The event started very promisingly with a sterling account of Kaija Saariaho’s atmospheric, enigmatic Ciel d’hiver from 2013, which according to the useful notes on the program by horn player and Juilliard graduate Carys Sutherland “is an arrangement of the second movement from” the composer’s “symphonic work Orion (2002), which itself was commissioned by the Cleveland Orchestra.” Even more pleasurable was a marvelous realization of Richard Strauss’s wonderful tone poem, Don Quixote, Op. 35, from 1897, which is colorful, often playful, even irreverent; it featured the fine soloists Stephen Adam Savage on viola and Elena Ariza—who wore a fabulous, cherry burgundy gown—on cello.

The second half of the evening was also memorable, consisting of an admirable performance of the masterly Symphony No. 4 in E Minor, Op. 98, of Johannes Brahms, from 1884. The initial, Allegro non troppo movement opens gracefully and melodiously but this music is interpolated with more dynamic episodes and darker intimations—it builds to a powerful finish.
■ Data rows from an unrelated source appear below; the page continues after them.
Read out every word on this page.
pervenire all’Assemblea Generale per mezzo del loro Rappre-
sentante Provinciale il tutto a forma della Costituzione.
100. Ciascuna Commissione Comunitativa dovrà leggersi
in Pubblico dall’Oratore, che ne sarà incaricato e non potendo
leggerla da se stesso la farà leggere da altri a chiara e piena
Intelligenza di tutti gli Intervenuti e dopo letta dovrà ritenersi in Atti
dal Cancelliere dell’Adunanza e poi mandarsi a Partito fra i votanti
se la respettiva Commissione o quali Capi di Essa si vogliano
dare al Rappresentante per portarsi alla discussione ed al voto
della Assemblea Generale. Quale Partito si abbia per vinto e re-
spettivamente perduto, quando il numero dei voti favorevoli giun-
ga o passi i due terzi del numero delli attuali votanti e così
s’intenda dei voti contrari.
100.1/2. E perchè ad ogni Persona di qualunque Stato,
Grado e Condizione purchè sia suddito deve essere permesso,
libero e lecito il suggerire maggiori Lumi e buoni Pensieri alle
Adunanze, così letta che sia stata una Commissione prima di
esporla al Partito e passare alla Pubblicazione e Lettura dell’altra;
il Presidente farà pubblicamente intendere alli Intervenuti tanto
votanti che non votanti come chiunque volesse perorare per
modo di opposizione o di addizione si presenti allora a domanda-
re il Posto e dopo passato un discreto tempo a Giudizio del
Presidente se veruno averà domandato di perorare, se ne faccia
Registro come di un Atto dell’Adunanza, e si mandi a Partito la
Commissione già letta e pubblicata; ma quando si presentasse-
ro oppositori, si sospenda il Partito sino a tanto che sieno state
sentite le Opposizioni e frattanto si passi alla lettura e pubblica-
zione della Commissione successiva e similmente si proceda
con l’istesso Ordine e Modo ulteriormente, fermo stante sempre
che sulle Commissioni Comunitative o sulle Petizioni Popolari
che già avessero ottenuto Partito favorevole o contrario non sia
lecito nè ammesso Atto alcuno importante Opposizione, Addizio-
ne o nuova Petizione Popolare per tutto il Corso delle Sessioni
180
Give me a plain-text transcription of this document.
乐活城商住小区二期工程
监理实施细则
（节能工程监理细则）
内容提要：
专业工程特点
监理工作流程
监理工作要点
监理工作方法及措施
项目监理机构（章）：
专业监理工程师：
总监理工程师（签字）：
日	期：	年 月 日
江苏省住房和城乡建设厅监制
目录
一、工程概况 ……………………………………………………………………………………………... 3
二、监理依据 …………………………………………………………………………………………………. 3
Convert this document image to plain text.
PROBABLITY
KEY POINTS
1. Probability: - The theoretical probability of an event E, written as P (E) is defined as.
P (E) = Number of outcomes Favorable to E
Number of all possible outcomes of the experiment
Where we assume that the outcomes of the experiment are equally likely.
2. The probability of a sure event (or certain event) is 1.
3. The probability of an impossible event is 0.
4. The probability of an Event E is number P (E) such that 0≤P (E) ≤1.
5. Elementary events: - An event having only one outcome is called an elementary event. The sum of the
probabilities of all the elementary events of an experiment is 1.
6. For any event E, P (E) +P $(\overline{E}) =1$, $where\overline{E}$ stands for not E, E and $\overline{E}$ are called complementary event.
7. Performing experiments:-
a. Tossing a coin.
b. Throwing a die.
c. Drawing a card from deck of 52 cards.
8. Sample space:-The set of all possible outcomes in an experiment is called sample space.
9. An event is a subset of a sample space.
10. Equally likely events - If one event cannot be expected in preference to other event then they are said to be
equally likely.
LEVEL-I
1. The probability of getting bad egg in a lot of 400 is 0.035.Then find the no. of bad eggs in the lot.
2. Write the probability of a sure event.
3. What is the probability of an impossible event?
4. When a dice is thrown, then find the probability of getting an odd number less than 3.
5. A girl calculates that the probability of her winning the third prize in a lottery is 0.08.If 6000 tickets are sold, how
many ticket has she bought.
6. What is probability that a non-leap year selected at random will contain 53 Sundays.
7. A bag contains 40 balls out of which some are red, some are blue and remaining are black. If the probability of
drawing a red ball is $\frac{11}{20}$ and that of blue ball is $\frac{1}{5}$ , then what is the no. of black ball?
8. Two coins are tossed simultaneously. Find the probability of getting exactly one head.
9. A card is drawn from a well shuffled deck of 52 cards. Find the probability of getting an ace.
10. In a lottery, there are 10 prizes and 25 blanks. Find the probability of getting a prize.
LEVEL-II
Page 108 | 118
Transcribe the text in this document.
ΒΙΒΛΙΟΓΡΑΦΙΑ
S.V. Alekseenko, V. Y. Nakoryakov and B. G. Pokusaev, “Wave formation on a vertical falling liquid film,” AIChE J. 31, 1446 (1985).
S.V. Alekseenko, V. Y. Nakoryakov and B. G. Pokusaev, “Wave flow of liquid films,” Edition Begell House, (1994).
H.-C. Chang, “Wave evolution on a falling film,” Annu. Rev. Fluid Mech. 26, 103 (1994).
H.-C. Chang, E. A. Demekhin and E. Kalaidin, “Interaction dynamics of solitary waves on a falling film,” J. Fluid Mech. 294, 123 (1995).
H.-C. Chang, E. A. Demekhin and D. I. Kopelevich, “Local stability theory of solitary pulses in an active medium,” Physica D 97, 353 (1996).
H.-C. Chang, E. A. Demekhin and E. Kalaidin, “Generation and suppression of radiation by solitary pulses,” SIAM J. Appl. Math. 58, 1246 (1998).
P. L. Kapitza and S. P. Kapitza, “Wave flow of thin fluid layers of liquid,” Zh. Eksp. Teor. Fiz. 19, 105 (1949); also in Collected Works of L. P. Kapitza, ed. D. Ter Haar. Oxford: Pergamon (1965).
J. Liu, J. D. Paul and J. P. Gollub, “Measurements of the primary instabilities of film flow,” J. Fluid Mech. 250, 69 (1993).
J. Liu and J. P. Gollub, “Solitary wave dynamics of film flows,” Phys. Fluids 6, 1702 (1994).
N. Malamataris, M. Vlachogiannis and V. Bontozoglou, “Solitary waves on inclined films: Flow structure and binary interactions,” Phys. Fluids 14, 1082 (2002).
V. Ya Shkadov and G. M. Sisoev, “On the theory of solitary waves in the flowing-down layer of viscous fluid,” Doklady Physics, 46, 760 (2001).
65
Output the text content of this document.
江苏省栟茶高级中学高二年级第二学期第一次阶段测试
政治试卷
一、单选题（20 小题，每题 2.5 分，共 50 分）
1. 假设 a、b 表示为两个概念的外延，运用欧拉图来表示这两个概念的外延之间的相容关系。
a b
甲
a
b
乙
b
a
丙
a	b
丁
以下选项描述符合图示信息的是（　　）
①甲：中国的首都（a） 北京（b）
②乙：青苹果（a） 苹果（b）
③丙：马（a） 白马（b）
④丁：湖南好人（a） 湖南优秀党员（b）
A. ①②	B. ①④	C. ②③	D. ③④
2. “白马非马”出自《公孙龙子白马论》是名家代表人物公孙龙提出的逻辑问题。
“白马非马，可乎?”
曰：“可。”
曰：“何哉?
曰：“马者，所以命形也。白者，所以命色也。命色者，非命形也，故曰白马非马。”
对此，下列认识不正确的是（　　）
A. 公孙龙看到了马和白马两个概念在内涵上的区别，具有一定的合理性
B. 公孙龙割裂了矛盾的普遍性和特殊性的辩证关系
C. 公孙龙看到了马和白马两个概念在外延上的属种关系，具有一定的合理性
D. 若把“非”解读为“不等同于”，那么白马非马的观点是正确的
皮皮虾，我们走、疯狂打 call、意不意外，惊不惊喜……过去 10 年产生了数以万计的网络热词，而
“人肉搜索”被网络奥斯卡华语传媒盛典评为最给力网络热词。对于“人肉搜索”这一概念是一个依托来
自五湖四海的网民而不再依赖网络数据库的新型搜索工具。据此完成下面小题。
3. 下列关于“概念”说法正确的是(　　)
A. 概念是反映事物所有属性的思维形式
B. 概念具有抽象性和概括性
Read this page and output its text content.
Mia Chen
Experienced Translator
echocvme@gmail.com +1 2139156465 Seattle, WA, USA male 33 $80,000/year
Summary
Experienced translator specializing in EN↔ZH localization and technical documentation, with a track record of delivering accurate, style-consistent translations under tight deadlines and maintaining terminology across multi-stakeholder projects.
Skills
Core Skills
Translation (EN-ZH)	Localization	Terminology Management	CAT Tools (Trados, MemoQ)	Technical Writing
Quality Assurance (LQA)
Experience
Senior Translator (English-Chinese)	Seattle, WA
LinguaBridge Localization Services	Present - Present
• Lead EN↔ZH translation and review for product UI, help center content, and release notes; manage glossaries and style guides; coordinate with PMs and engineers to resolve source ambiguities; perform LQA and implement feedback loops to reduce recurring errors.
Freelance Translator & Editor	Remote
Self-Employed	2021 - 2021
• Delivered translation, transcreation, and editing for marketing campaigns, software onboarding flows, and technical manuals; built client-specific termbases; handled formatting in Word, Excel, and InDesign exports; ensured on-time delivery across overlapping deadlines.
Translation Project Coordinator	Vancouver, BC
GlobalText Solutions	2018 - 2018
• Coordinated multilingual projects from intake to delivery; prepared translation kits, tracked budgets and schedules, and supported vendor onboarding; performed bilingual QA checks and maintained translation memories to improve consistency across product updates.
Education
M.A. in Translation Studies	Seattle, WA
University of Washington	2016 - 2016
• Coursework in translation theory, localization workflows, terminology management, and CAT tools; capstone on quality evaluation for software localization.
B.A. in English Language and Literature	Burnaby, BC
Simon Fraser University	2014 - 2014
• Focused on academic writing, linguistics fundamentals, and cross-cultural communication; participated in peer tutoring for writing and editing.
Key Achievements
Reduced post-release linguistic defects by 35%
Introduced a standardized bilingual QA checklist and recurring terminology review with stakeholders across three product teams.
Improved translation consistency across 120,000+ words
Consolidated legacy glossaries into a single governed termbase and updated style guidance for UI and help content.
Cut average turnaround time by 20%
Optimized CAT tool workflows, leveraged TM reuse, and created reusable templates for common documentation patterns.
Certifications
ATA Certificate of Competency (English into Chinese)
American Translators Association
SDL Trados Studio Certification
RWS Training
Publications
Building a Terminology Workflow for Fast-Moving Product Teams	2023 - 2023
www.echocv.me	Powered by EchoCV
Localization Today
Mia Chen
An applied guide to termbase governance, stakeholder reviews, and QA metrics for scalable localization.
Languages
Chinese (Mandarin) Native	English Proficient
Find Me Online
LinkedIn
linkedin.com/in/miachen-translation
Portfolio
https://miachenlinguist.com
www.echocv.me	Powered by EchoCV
The ensuing Andante moderato has a sunnier, leisurely quality for much of its length, though at moments it acquires a greater intensity, closing gently. The Allegro giocoso that follows is exuberant but with quieter interludes; it ends forcefully. The finale, marked Allegro energico e passionato, is the most dramatic of the movements—it concludes emphatically.

The artists deservedly received a standing ovation.